Compression-Based Regularization With an Application to Multitask Learning

This paper investigates, from information theoretic grounds, a learning problem based on the principle that any regularity in a given dataset can be exploited to extract compact features from data, i.e., using fewer bits than needed to fully describe the data itself, in order to build meaningful representations of a relevant content (multiple labels). We begin studying a multitask learning (MTL) problem from the average (over the tasks) of mis-classification probability point of view and linking it with the popular cross-entropy criterion. Our approach allows an information theoretic formulation of an MTL problem as a supervised learning framework, in which the prediction models for several related tasks are learned jointly from common representations to achieve better generalization performance. More precisely, our formulation of the MTL problem can be interpreted as an information bottleneck problem with side information at the decoder.

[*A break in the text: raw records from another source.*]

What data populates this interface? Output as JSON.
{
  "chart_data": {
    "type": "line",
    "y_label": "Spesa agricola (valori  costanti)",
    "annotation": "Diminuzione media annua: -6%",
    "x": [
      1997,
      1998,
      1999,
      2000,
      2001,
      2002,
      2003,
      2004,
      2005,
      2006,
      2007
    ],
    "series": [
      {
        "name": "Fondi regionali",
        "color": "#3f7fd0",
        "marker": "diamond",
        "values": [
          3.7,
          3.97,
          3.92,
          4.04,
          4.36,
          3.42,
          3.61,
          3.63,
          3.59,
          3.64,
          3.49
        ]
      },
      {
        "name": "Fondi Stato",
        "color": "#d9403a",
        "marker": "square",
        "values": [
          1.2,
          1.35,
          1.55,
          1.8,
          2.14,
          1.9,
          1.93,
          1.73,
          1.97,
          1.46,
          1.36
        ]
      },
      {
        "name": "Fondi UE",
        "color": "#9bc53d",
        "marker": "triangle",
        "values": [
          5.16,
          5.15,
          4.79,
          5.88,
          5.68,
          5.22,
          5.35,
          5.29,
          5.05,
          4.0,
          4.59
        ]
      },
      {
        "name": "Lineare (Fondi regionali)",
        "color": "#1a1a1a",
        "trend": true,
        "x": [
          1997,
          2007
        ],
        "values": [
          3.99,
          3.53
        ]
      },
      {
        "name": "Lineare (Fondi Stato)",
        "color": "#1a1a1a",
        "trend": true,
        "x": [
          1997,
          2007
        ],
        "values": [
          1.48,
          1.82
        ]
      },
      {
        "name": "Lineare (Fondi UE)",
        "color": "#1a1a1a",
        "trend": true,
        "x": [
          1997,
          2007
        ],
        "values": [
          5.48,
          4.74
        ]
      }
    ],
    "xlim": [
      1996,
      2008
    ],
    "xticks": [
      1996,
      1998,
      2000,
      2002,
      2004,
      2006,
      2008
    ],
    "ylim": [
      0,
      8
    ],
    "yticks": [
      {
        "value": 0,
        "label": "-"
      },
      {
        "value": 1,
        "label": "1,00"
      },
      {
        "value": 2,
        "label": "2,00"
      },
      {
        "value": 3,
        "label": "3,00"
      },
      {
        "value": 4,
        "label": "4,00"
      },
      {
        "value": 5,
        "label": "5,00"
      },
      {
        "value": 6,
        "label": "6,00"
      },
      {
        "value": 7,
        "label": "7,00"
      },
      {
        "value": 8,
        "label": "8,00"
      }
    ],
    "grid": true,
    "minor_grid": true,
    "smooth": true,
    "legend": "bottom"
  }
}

Based on that, we present an iterative algorithm for computing the optimal tradeoffs and some of its convergence properties are studied. An important feature of this algorithm is to provide a natural safeguard against overfitting, because it minimizes the average risk taking into account a penalization induced by the model complexity. Remarkably, empirical results illustrate that there exists an optimal information rate minimizing the excess risk, which depends on the nature and the amount of available training data. Applications to hierarchical text categorization and distributional word clusters are also investigated, extending previous works.